Réhabilitation du quartier de la gare : les habitants ont la parole !
Le 6 octobre, le maire de Perpignan, présentait à la population venue nombreuse (près de 200 personnes), le projet de réhabilitation du quartier de la gare, retenu par l’Etat dans le cadre du Programme national de requalification des quartiers anciens dégradés (PNRQAD).
Le Maire rappelait que Perpignan a choisi ce quartier pour mener une opération exemplaire de requalification « durable » à plus d’un titre ; concentrant à la fois : des objectifs d’économie d’énergie, de mixité sociale, de dynamisme économique… mais aussi de gouvernance, en associant activement, les habitants au devenir de ce quartier.

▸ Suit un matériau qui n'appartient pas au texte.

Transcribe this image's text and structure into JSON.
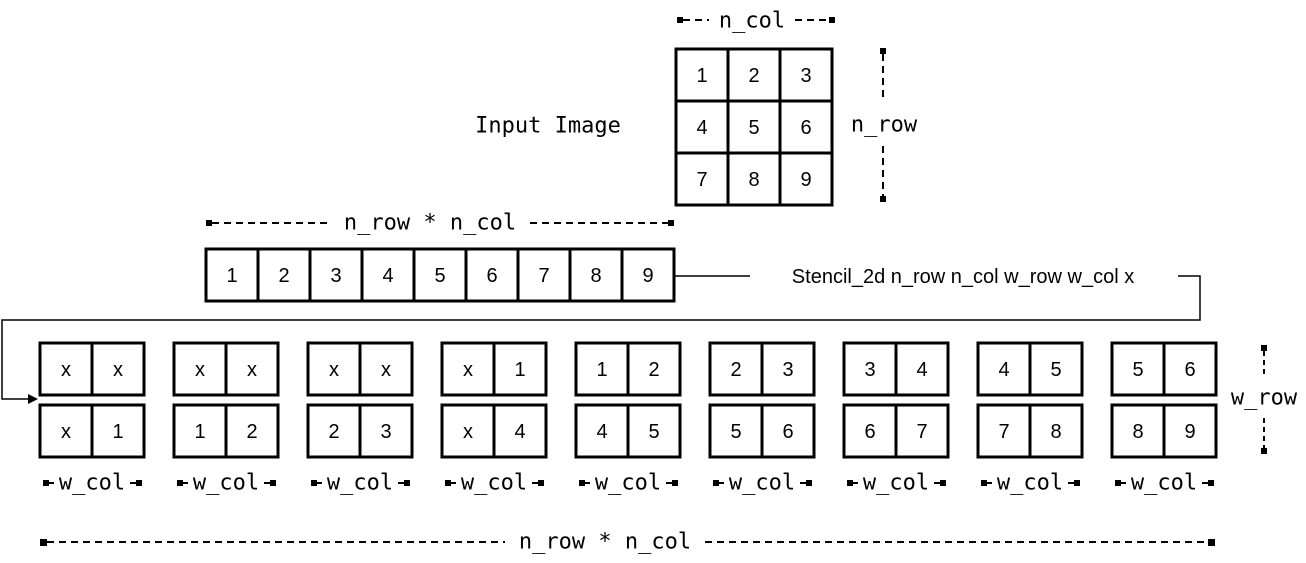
{
  "input": {
    "title": "Input Image",
    "grid": [
      "1",
      "2",
      "3",
      "4",
      "5",
      "6",
      "7",
      "8",
      "9"
    ],
    "col_label": "n_col",
    "row_label": "n_row"
  },
  "flattened": {
    "label": "n_row * n_col",
    "cells": [
      "1",
      "2",
      "3",
      "4",
      "5",
      "6",
      "7",
      "8",
      "9"
    ]
  },
  "call": {
    "label": "Stencil_2d n_row n_col w_row w_col x"
  },
  "windows": {
    "items": [
      [
        "x",
        "x",
        "x",
        "1"
      ],
      [
        "x",
        "x",
        "1",
        "2"
      ],
      [
        "x",
        "x",
        "2",
        "3"
      ],
      [
        "x",
        "1",
        "x",
        "4"
      ],
      [
        "1",
        "2",
        "4",
        "5"
      ],
      [
        "2",
        "3",
        "5",
        "6"
      ],
      [
        "3",
        "4",
        "6",
        "7"
      ],
      [
        "4",
        "5",
        "7",
        "8"
      ],
      [
        "5",
        "6",
        "8",
        "9"
      ]
    ],
    "col_label": "w_col",
    "row_label": "w_row",
    "total_label": "n_row * n_col"
  }
}
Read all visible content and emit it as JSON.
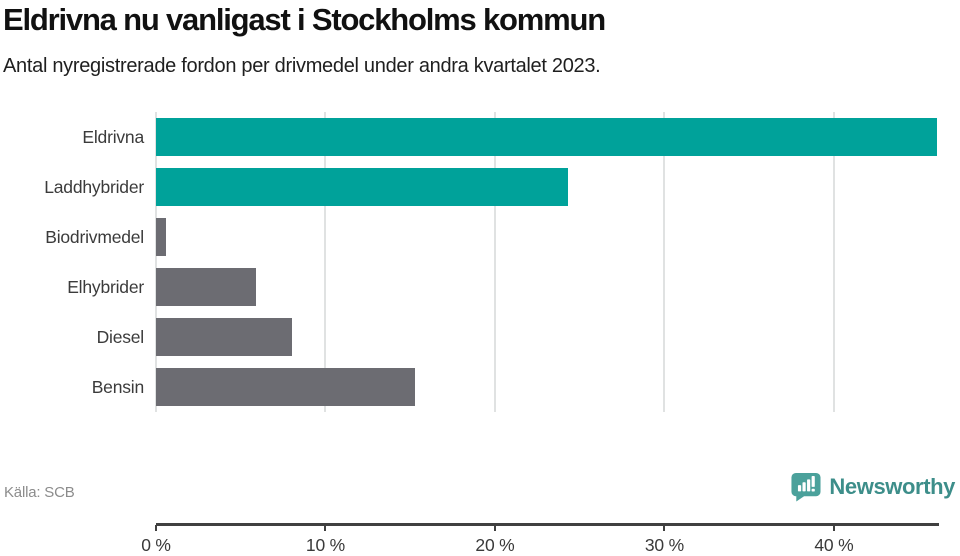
{
  "header": {
    "title": "Eldrivna nu vanligast i Stockholms kommun",
    "subtitle": "Antal nyregistrerade fordon per drivmedel under andra kvartalet 2023."
  },
  "chart_data": {
    "type": "bar",
    "orientation": "horizontal",
    "title": "Eldrivna nu vanligast i Stockholms kommun",
    "subtitle": "Antal nyregistrerade fordon per drivmedel under andra kvartalet 2023.",
    "categories": [
      "Eldrivna",
      "Laddhybrider",
      "Biodrivmedel",
      "Elhybrider",
      "Diesel",
      "Bensin"
    ],
    "values": [
      46.1,
      24.3,
      0.6,
      5.9,
      8.0,
      15.3
    ],
    "unit": "%",
    "bar_colors": [
      "#00a29a",
      "#00a29a",
      "#6c6c72",
      "#6c6c72",
      "#6c6c72",
      "#6c6c72"
    ],
    "xlim": [
      0,
      46.2
    ],
    "tick_values": [
      0,
      10,
      20,
      30,
      40
    ],
    "tick_labels": [
      "0 %",
      "10 %",
      "20 %",
      "30 %",
      "40 %"
    ],
    "grid": "vertical-light",
    "legend": "none",
    "colors": {
      "accent": "#00a29a",
      "muted_bar": "#6c6c72",
      "gridline": "#e0e2e2",
      "axis": "#404040"
    }
  },
  "footer": {
    "source": "Källa: SCB",
    "brand": "Newsworthy",
    "brand_color": "#3d8e8a",
    "brand_icon": "newsworthy-speech-bubble-chart-icon",
    "brand_icon_color": "#4ba19b"
  }
}
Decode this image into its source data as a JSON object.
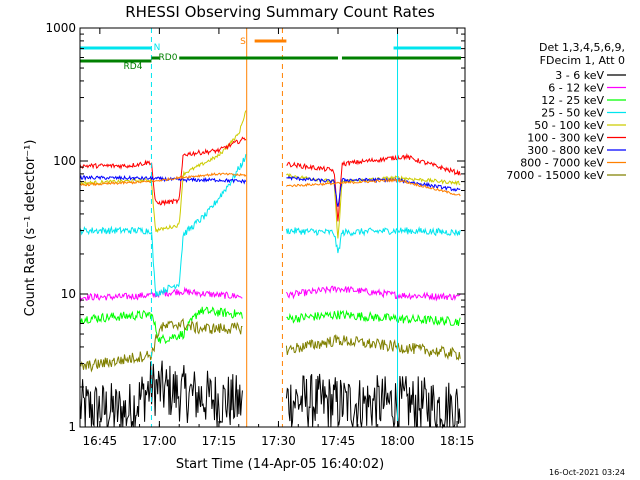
{
  "chart_data": {
    "type": "line",
    "title": "RHESSI Observing Summary Count Rates",
    "xlabel": "Start Time (14-Apr-05 16:40:02)",
    "ylabel": "Count Rate (s⁻¹ detector⁻¹)",
    "y_scale": "log",
    "ylim": [
      1,
      1000
    ],
    "xlim": [
      "16:40",
      "18:17"
    ],
    "x_ticks": [
      "16:45",
      "17:00",
      "17:15",
      "17:30",
      "17:45",
      "18:00",
      "18:15"
    ],
    "y_ticks": [
      "1",
      "10",
      "100",
      "1000"
    ],
    "grid": false,
    "legend_position": "right",
    "legend_header": [
      "Det 1,3,4,5,6,9,",
      "FDecim 1, Att 0"
    ],
    "footer_date": "16-Oct-2021 03:24",
    "flags": [
      {
        "label": "N",
        "color": "#00e5ee",
        "segments": [
          [
            "16:40",
            "16:58"
          ],
          [
            "17:59",
            "18:16"
          ]
        ]
      },
      {
        "label": "S",
        "color": "#ff8000",
        "segments": [
          [
            "17:24",
            "17:32"
          ]
        ]
      },
      {
        "label": "RD0",
        "color": "#008000",
        "segments": [
          [
            "16:58",
            "17:00"
          ],
          [
            "17:05",
            "17:45"
          ],
          [
            "17:46",
            "18:16"
          ]
        ]
      },
      {
        "label": "RD4",
        "color": "#008000",
        "segments": [
          [
            "16:40",
            "16:58"
          ]
        ]
      }
    ],
    "markers": [
      {
        "time": "16:40",
        "color": "#00e5ee",
        "style": "solid"
      },
      {
        "time": "16:58",
        "color": "#00e5ee",
        "style": "dashed"
      },
      {
        "time": "17:22",
        "color": "#ff8000",
        "style": "solid"
      },
      {
        "time": "17:31",
        "color": "#ff8000",
        "style": "dashed"
      },
      {
        "time": "18:00",
        "color": "#00e5ee",
        "style": "solid"
      },
      {
        "time": "18:17",
        "color": "#00e5ee",
        "style": "dashed"
      }
    ],
    "series": [
      {
        "name": "3 - 6 keV",
        "color": "#000000",
        "noise": 0.5,
        "x": [
          "16:40",
          "16:52",
          "16:58",
          "17:05",
          "17:15",
          "17:21"
        ],
        "y": [
          1.4,
          1.3,
          2.0,
          1.8,
          1.6,
          1.5
        ],
        "x2": [
          "17:32",
          "17:45",
          "18:00",
          "18:16"
        ],
        "y2": [
          1.6,
          1.5,
          1.5,
          1.4
        ]
      },
      {
        "name": "6 - 12 keV",
        "color": "#ff00ff",
        "noise": 0.06,
        "x": [
          "16:40",
          "16:50",
          "16:58",
          "17:05",
          "17:15",
          "17:21"
        ],
        "y": [
          9.5,
          9.5,
          9.8,
          10.5,
          9.8,
          9.6
        ],
        "x2": [
          "17:32",
          "17:45",
          "18:00",
          "18:16"
        ],
        "y2": [
          9.8,
          11,
          9.8,
          9.5
        ]
      },
      {
        "name": "12 - 25 keV",
        "color": "#00ff00",
        "noise": 0.08,
        "x": [
          "16:40",
          "16:58",
          "17:00",
          "17:06",
          "17:10",
          "17:21"
        ],
        "y": [
          6.5,
          7,
          4.5,
          5,
          7.5,
          7
        ],
        "x2": [
          "17:32",
          "17:45",
          "18:00",
          "18:16"
        ],
        "y2": [
          6.5,
          7,
          6.5,
          6.2
        ]
      },
      {
        "name": "25 - 50 keV",
        "color": "#00e5ee",
        "noise": 0.06,
        "x": [
          "16:40",
          "16:58",
          "16:59",
          "17:05",
          "17:06",
          "17:12",
          "17:18",
          "17:22"
        ],
        "y": [
          30,
          30,
          10,
          12,
          28,
          40,
          70,
          110
        ],
        "x2": [
          "17:32",
          "17:44",
          "17:45",
          "17:46",
          "18:00",
          "18:16"
        ],
        "y2": [
          30,
          29,
          20,
          29,
          30,
          29
        ]
      },
      {
        "name": "50 - 100 keV",
        "color": "#cccc00",
        "noise": 0.03,
        "x": [
          "16:40",
          "16:58",
          "16:59",
          "17:05",
          "17:06",
          "17:15",
          "17:20",
          "17:22"
        ],
        "y": [
          68,
          72,
          30,
          33,
          80,
          110,
          160,
          250
        ],
        "x2": [
          "17:32",
          "17:44",
          "17:45",
          "17:46",
          "18:00",
          "18:16"
        ],
        "y2": [
          78,
          70,
          25,
          70,
          75,
          68
        ]
      },
      {
        "name": "100 - 300 keV",
        "color": "#ff0000",
        "noise": 0.04,
        "x": [
          "16:40",
          "16:52",
          "16:58",
          "16:59",
          "17:05",
          "17:06",
          "17:15",
          "17:22"
        ],
        "y": [
          92,
          92,
          98,
          48,
          50,
          112,
          120,
          150
        ],
        "x2": [
          "17:32",
          "17:44",
          "17:45",
          "17:46",
          "18:02",
          "18:16"
        ],
        "y2": [
          95,
          85,
          35,
          95,
          108,
          80
        ]
      },
      {
        "name": "300 - 800 keV",
        "color": "#0000ff",
        "noise": 0.03,
        "x": [
          "16:40",
          "16:58",
          "17:05",
          "17:15",
          "17:22"
        ],
        "y": [
          75,
          74,
          72,
          72,
          70
        ],
        "x2": [
          "17:32",
          "17:44",
          "17:45",
          "17:46",
          "18:00",
          "18:16"
        ],
        "y2": [
          75,
          70,
          45,
          72,
          72,
          60
        ]
      },
      {
        "name": "800 - 7000 keV",
        "color": "#ff8000",
        "noise": 0.02,
        "x": [
          "16:40",
          "16:58",
          "17:05",
          "17:15",
          "17:22"
        ],
        "y": [
          66,
          70,
          75,
          80,
          78
        ],
        "x2": [
          "17:32",
          "17:45",
          "18:00",
          "18:16"
        ],
        "y2": [
          65,
          68,
          72,
          55
        ]
      },
      {
        "name": "7000 - 15000 keV",
        "color": "#808000",
        "noise": 0.1,
        "x": [
          "16:40",
          "16:58",
          "17:00",
          "17:05",
          "17:10",
          "17:21"
        ],
        "y": [
          2.8,
          3.5,
          5.5,
          6,
          5.5,
          5.5
        ],
        "x2": [
          "17:32",
          "17:45",
          "18:00",
          "18:16"
        ],
        "y2": [
          3.8,
          4.5,
          4,
          3.5
        ]
      }
    ]
  }
}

Il y avait donc foule à l’annexe mairie du quartier de la Gare pour le lancement de la concertation publique de cette opération. Jean-Marc Pujol a rappelé les contours du périmètre retenu par décret, délimité par l’avenue de Grande-Bretagne, le cours Lazare-Escarguel, les quais de la basse et la gare. Il a ensuite présenté les orientations et les axes d’intervention proposés par la mairie et soumis à la concertation :
- lutter contre l’habitat insalubre et dégradé en aménageant des îlots complets ;
- renforcer la mixité sociale par : la réalisation de logements à loyer modérés, des aides et un accompagnant des propriétaires occupants et bailleurs pour la réhabilitation du parc privé ;
- aménager des espaces et équipements publics de quartier ;
- Inciter au réinvestissement commercial ;
- Réduire la consommation énergétique et améliorer la qualité thermique des bâtiments constitueront enfin, un axe majeur de ce programme.

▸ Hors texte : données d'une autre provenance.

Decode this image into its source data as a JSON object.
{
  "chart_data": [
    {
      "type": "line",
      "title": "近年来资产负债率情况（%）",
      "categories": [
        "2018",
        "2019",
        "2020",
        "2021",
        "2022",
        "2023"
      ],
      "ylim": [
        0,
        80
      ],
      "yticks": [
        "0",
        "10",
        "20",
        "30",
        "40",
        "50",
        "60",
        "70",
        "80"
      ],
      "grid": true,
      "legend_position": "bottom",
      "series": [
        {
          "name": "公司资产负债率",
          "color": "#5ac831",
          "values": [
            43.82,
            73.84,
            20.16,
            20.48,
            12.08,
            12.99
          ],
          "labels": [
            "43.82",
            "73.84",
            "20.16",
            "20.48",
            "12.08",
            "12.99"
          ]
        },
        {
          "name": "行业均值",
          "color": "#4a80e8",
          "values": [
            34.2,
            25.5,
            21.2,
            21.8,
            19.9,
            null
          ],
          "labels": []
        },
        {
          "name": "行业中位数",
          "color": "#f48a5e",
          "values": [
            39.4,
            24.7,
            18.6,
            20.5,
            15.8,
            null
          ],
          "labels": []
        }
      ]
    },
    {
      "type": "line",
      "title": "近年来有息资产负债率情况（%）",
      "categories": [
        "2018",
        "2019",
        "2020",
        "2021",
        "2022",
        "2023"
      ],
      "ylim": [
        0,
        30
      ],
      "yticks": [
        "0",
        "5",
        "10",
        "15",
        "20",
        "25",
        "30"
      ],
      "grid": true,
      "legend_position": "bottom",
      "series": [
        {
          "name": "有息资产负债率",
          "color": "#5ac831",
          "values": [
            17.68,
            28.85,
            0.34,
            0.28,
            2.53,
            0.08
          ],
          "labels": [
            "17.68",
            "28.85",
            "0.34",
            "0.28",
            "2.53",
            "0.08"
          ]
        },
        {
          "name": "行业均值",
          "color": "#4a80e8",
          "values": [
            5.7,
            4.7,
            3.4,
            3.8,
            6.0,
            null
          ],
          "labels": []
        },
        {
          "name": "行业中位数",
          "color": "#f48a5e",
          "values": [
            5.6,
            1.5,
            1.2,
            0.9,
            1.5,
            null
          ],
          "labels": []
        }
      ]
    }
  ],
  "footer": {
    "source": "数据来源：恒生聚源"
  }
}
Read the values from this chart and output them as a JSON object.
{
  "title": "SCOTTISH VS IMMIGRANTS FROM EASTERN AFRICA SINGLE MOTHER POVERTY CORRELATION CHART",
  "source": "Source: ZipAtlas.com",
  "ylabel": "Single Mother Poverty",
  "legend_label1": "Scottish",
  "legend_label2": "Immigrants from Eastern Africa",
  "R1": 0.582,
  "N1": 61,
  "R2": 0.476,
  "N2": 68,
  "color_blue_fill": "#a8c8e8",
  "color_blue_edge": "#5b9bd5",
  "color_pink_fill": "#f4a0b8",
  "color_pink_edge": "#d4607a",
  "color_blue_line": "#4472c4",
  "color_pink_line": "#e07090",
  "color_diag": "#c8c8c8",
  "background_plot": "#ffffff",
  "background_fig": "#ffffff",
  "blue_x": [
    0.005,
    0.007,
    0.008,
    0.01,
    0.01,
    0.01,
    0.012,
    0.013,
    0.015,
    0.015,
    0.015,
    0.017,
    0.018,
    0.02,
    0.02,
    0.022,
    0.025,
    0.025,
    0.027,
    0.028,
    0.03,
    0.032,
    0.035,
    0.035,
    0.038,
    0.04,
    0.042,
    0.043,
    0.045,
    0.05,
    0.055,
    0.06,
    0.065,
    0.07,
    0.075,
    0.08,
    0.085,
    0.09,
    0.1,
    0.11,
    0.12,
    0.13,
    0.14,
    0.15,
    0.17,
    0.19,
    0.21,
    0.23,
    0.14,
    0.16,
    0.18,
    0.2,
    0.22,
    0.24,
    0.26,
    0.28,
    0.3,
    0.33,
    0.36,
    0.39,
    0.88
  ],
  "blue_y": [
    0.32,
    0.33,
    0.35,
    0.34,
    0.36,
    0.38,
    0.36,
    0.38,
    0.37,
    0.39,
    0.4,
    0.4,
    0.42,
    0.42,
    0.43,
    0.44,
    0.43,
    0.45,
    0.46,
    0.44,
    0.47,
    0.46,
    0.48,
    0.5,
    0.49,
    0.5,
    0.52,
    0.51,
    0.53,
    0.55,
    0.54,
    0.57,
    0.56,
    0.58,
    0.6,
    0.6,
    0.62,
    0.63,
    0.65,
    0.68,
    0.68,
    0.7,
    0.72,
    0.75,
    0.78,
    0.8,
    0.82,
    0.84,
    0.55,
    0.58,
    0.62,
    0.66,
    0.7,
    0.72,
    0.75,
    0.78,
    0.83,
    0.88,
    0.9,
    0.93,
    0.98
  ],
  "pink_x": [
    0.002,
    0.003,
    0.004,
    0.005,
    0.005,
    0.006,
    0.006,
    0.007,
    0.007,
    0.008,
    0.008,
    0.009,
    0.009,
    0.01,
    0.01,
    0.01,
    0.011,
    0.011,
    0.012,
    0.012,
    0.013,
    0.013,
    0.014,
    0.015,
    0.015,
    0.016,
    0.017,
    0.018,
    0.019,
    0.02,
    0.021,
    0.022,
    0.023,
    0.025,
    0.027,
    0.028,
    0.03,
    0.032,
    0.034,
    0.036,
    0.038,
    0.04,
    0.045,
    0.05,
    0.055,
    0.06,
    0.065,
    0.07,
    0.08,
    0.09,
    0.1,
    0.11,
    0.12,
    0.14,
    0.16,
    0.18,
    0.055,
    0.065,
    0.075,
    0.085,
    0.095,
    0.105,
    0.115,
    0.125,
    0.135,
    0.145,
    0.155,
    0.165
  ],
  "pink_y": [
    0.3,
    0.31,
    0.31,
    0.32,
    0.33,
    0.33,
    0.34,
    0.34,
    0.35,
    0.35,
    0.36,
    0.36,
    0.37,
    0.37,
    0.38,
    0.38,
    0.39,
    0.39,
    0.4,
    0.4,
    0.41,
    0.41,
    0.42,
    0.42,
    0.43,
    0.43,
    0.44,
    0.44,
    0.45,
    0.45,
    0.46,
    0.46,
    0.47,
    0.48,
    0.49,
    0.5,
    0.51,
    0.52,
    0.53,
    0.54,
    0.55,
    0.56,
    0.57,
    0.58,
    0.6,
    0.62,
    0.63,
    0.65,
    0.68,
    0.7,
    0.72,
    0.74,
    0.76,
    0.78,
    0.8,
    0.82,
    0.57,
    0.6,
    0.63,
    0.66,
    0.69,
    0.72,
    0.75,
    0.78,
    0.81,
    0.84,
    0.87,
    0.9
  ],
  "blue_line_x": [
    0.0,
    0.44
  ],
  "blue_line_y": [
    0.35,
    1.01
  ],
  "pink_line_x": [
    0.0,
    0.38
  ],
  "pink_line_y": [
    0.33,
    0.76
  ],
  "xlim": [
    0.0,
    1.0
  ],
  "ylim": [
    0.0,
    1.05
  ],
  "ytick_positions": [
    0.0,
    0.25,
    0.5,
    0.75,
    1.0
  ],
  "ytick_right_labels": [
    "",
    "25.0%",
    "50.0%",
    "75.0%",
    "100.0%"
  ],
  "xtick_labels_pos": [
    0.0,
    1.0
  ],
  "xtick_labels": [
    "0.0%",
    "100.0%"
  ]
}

La question des équipements publics et du devenir de l’école Jean-Jacques Rousseau a aussi été débattu. Sera-t-elle rénovée in situ, déplacée à proximité de la place de Belgique ? L’avenir de l’avenue Général de Gaulle, vitrine de la ville au sortir de la future gare TGV, les transports en commun, les plantations ont également suscité débats et propositions.

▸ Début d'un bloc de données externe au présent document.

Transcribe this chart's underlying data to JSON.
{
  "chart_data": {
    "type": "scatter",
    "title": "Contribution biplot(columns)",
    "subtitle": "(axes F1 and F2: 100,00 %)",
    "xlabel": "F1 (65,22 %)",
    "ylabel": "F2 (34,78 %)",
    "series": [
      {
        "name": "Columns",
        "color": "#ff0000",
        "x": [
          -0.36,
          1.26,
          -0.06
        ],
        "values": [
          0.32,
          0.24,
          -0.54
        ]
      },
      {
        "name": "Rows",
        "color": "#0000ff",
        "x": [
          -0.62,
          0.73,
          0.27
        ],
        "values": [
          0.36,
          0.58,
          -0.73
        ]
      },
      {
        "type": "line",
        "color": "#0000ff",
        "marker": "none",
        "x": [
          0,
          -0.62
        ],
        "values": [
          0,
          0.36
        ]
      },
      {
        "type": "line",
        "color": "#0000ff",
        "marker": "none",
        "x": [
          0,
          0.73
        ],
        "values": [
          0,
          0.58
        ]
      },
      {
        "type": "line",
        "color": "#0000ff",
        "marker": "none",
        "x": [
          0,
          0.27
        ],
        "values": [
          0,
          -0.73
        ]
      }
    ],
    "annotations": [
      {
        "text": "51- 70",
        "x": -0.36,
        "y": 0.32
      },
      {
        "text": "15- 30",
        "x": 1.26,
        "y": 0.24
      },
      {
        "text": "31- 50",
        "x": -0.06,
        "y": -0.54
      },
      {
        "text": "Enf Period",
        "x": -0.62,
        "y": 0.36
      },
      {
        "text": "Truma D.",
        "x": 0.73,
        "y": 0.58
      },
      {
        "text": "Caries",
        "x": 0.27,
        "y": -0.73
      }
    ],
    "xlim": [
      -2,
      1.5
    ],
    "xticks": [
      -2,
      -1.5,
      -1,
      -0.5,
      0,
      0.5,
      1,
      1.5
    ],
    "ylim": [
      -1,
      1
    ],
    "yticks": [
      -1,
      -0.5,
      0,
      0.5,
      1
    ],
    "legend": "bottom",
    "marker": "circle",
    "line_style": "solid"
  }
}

Deux heures durant, les habitants ont ainsi pu exprimer leur intérêt, leurs attentes et donner leur avis auprès des élus à l’écoute. D'autres réunions seront organisées d’ici la fin de l’année, afin de valider les éléments constitutifs du dossier, qui feront l’objet d’une contractualisation, avec les principaux partenaires financiers de l’opération (Etat, ANAH, ANRU), début 2011, pour une durée de 7 ans.